Autre ❖ JE PLEURE OK ?

©️ HELLOPAINFUL; revisité par SHADOW




BEAUTIFUL LIAR between  GABRIEL & MORRIGAN
Lousiane




Dans un coin sombre, les ondulations vertes d'une chaîne hi-fi dépassée se mouvaient au rythme des notes d'un vieux jazz que crachotaient les enceintes, dispersées aux quatre coins de la pièce. La décoration du lieu ne les laissaient pas voir, dissimulées derrière des images, des drapeaux, des posters et des miroirs accrochés à même le bois sombre des murs. L'endroit n'avait rien des bars modernes qui étaient à présent à la mode, là où tout était blanc et épurée, où l'ambiance aseptisée semblait de mise. Semblable aux pubs Irlandais de son île, il regroupait en son sein objets fétiches et symboles du bayou. Morrigan ne s'était jamais demandée si il s'agissait là d'un cliché, pour les touristes en mal de traditionnel ou bien d'une volonté d'afficher aux yeux du monde ce qui faisait des traditions du bayou ce qu'elles étaient. Sans doute un peu des deux, tout à la fois. Elle ne travaillait pas ici parce qu'elle aimait l'endroit, même si elle s'y était attachée. Elle connaissait maintenant chacun des visages affichés sur les murs, chacune des histoires, toujours un peu empruntes de magie, de chaque reliques épinglées autour d'elle.
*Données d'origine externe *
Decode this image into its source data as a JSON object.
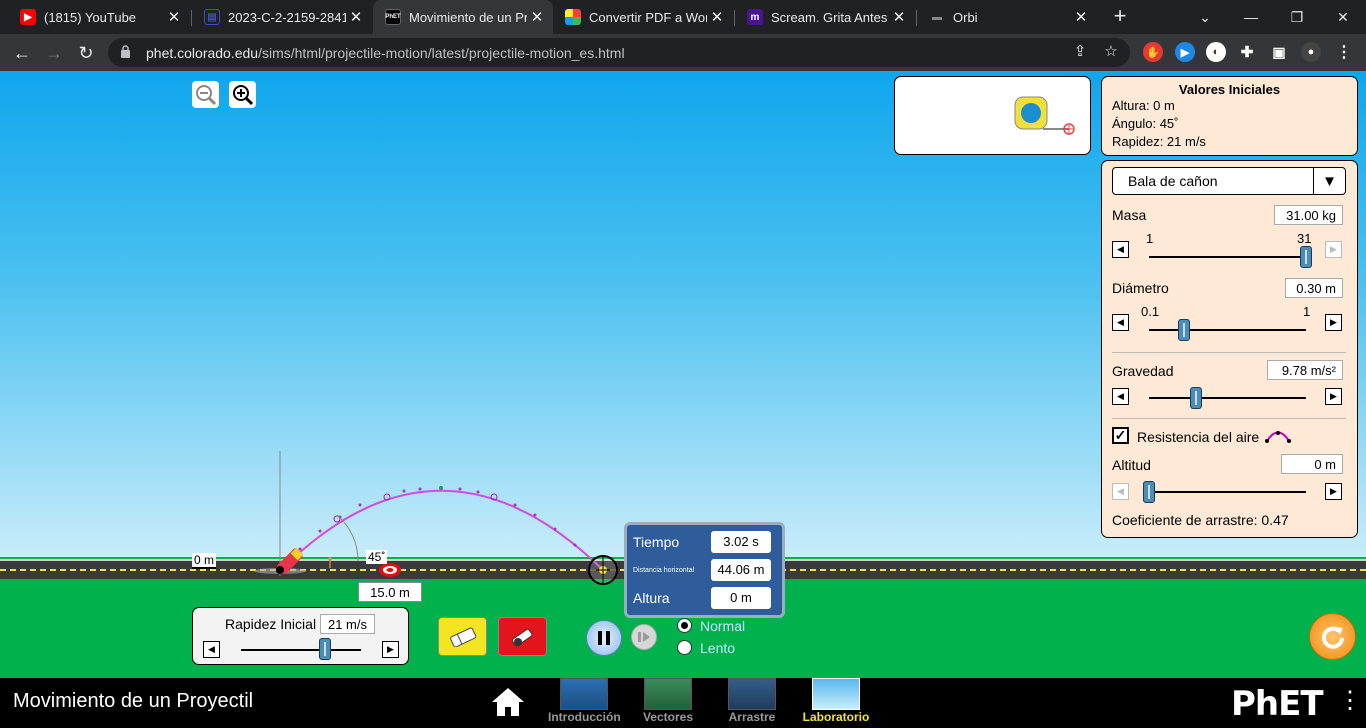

Les yeux fermés, elle aurait pu redessiner les contours de la carte de la Louisiane qui trônait tout au fond de la pièce, juste sous un miroir dont le temps avait patiné la réflexion d'un filtre sépia.
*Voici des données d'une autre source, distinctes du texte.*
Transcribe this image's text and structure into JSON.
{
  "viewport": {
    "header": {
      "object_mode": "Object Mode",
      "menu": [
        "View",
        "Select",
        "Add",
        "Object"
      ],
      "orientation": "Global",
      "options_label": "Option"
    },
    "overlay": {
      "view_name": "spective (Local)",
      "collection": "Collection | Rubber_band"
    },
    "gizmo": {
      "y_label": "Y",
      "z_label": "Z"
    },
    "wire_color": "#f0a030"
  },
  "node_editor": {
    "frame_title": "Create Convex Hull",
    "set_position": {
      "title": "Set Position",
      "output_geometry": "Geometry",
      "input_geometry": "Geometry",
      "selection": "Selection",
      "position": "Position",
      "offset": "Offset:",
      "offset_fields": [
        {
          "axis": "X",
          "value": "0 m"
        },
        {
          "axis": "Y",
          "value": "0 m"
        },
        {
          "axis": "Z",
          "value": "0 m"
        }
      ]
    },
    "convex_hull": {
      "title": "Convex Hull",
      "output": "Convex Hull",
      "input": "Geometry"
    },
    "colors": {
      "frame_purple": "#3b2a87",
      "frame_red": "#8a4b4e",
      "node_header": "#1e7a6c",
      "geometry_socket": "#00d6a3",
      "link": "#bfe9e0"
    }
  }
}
La porte aux petits carreaux teintés s'était refermée sur le dernier client il y avait maintenant une heure et était à présent barrée d'un petit écriteau autrefois blanc où «  Lorry ! » s'écrivait de lettres calligraphiées. Les lumières de la salle étaient éteintes. Les chaises à la peinture écaillée remontées sur les tables de bois d'un autre siècle  et le sol venait d'être nettoyé, débarrassé des éventuels détritus de la soirée. Seul brillait encore le néon suspendu au dessus du zinc usé du bar, accompagné par les LED fixées sous les étagères où étaient entreposées, à la vue de tous et alignées, les bouteilles d'alcool plus au moins forts. Dehors, le calme de la nuit qui s'était abattu presque soudainement régnait à présent en maître, cédant parfois la place aux récriminations d'un insecte quelconque.
Morrigan aimait la nuit.

Derrière le bar, auréolée par les seules sources de lumière de la pièce, elle fredonnait doucement, inaudible, les notes qui se jouaient plus loin, sans vraiment s'en rendre compte, en essuyant les verres alignés bien sagement à l'envers sur le comptoir. On aurait pu croire qu'aucune divinité ne s’abaisserait à une tâche aussi répétitive et humaine que celle de servir des verres. Les yeux baissés sur son travail, elle effaça une perle d'eau de la pinte de bière qu'elle séchait d'un torchon.
Lorsqu'elle était arrivée aux États-Unis, elle venait de terminer les deux Guerres Mondiales. Elle avait été plongée au cœur de l'horreur comme ça n'avait pas été le cas depuis près de cent ans. Les pertes militaires, évidemment, mais aussi le carnage parmi les civils. Les crimes de masse, la haine et la violence avaient enflammés l'Europe, et elle avait été au milieu. Au sein des bataillons Russes, elle s'était elle-même laissée aller au carnage, réveillant Nehmain d'un sommeil qui durait depuis trop longtemps.
Elle avait tué, avec un plaisir malsain.
Mais contrairement à ses camarades, elle n’œuvrait pas parce qu'elle pensait sa cause juste, aveuglés qu'ils étaient ; Elle ne faisait cela que pour survivre, que pour ressentir à nouveau dans ses veines la jouissif douleur du feu guerrier. Elle s'était sentie vivante, alors qu'elle donnait la mort et soulageait les âmes.  Et lors-qu’enfin, la frénésie guerrière s'était encore assoupie, Morrigan s'était sentie.. épuisée. Mentalement et physiquement. Elle avait toujours trouvé que la guerre avait quelque chose de pur, tout comme la mort. On se battait pour vivre, on tuait pour ne pas être tué, loin des puissants qui décidaient d'envoyer leurs sujets en chair à canon. Mais elle diminuait, et rien n'avait pu empêcher la lassitude à la limite de la catatonie qui s'était emparée d'elle alors que le monde se reconstruisait. Ni Asmodeus, ni la perspective d'une guerre froide. Est-ce qu'elle était condamnée ainsi, à vivre et à mourir au bon vouloir des hommes ?
Alors elle avait quitté son continent pour chercher au pays de la bombe nucléaire des réponses, une nouvelle vie peut-être. Pour retrouver quelque chose à faire de sa vie. Lorsqu'elle avait commencé à travailler, bien des années auparavant, ç'avait été simplement dans une tentative de vivre à la manière d'une mortelle. Et puis, peu à peu, c'était devenu quelque chose à se raccrocher, tout comme les anciens dieux avaient été là après sa chute du trône d'Irlande. Elle en revoyait quelques un, souvent. Bacchus surtout, Odin parfois. Mami Wata également. Elle se reforgeait une famille loin des De Danann.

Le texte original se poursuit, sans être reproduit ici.